M+P: What are the advantages and disadvantages of the various methods of case-ready ground beef packaging?

Siegel: Well, the stretch wrapped tray pack is the same format that’s used with the mother bag. That’s why you see it so often. You’ll see it in stores that don’t have butchers. That’s the easiest format for a butcher to use. The only problem is once you make it, if you have a butcher, he makes enough everyday maybe, but you can’t trust it. Some meat will fade in one day, some meat will fade in three days. It’s very hard to control the color for any length of time at all. So, it’s problematic from that standpoint. But if you have an in-store butcher, you can work around that stuff.

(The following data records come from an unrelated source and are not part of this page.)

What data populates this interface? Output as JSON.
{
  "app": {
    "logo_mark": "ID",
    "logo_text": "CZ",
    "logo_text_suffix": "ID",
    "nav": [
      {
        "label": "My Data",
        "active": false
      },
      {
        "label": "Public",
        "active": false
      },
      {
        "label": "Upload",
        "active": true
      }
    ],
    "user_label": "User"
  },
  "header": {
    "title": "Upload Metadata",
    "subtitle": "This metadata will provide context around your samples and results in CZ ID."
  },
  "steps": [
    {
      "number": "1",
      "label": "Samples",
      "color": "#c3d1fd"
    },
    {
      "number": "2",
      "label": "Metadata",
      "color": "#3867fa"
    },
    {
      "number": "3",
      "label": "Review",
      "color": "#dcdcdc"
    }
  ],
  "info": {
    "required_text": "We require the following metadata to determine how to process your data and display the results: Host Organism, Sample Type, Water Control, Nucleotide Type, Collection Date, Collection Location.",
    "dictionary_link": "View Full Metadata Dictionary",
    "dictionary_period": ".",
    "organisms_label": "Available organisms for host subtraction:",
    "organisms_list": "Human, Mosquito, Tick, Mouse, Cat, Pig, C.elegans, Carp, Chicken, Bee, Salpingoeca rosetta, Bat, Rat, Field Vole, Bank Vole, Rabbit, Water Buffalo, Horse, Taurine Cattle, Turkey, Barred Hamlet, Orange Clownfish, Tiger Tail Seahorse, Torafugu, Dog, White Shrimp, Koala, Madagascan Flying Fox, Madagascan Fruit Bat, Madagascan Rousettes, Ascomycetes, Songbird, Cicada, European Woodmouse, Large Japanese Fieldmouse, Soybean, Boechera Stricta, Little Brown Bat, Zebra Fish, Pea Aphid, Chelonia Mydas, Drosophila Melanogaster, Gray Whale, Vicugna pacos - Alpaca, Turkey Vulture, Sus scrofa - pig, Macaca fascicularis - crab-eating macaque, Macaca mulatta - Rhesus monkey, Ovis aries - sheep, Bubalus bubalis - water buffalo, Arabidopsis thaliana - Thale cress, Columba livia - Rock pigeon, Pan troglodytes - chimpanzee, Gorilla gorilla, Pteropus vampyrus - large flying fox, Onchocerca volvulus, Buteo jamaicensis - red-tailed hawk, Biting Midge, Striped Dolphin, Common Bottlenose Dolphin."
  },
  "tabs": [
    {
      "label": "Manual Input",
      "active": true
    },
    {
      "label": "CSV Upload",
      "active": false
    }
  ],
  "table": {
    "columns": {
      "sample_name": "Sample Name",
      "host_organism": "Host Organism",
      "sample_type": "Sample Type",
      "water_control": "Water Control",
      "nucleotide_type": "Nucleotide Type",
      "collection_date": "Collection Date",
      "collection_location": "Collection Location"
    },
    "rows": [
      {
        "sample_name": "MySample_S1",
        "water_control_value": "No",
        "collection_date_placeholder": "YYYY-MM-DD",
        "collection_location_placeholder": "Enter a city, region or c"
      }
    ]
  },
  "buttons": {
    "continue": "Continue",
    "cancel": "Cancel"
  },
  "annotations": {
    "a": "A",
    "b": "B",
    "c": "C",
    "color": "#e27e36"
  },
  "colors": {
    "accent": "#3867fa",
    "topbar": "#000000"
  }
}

The chub is a great format because it’s a barrier, the film as a barrier can prevent any surface oxidation, and then once you open it up it blooms bright red almost immediately upon exposing it to atmospheric oxygen. It will last approximately 35 days without a problem. You’re only worried about microbiological shelf life rather than color shelf life in a chub.

You can cube out a truck too, with a chub. You can put 40,000 lbs. on a truck. With a mother bag, you can only put about 18,000 lbs. If you look at a box with a mother bag, a box you would normally put 40 lbs. in, you can only get about 10 lbs., 20 lbs. maybe.

M+P: Are there disadvantages to merchandising using chub packaging?

Siegel: I think the consumer prefers to see bright red meat in the traditional package. Consumers are really getting used to seeing vacuum packages and vacuum package purple, especially with all the fresh meals. Those are all vacuum-packaged purple. Some retailers promote it as the packaging format of choice. Wegman’s most notably.

They do a lot of skin packs in Canada. They’ll have skin packs where they’re using vacuum purple. Consumers seem to like it.

With the chub, you’re not sure what’s in there, you can’t see the color, you can’t tell if it’s fresh. There’s some people that it puts off, perhaps.

Rollstock vacuum purple is created using a forming and non-forming film [brick pack] and typically that’s the cheapest. You could use a preformed tray with skin pack called VSP, those are the two vacuum purples that you might see. Fresh case is very friendly to those packaging formats. Today, almost all retailers will have brick packs of ground beef. Especially the grass-fed and organic brands. They will use a 1-lb. brick pack as a format of choice. That’s becoming more and more popular.

M+P: With the popularity of organic and grass-fed beef growing, do you think brick packs are the future of case-ready ground beef packing?

Siegel: It’s hard to predict that because organic seems so unsustainable. Locally grown and that type of thing, real small operations don’t seem to me to be a real efficient way of supplying beef protein. Certainly, vacuum packing is a way to cube out a truck. It’s a way to extend the life of the product, both microbiologically and color wise, and prevent oxidation. It’s just an ideal way to protect the product from the natural deterioration that it goes through once it’s exposed to the atmosphere. As a scientist, I see it as a format of choice, especially if you can make it look pretty.

A skin pack is a great format because you can take a tray with ground beef, hold it with one hand and peel the film off the top and you’ve got a perfectly protected pound of meat that you can do whatever you want with. It has all those forces going for it, but I don’t know how to predict the consumer.

M+P: Scientifically, do you believe skin pack is currently the best way to package ground beef?

Siegel: Skin pack or forming non-forming vacuum pack. Forming non-forming can make a very nice-looking product. You put a black back on it or some retailers put a gold foil back with their brand on it and the meat really pops. It almost looks like a skin pack.

As a scientist, if the consumer can’t get over the purple color, give them red with fresh case. With fresh case, you can get the consumer’s preferred red color in the vacuum package, whereas you can’t do it in a conventional vacuum package. It would go purple.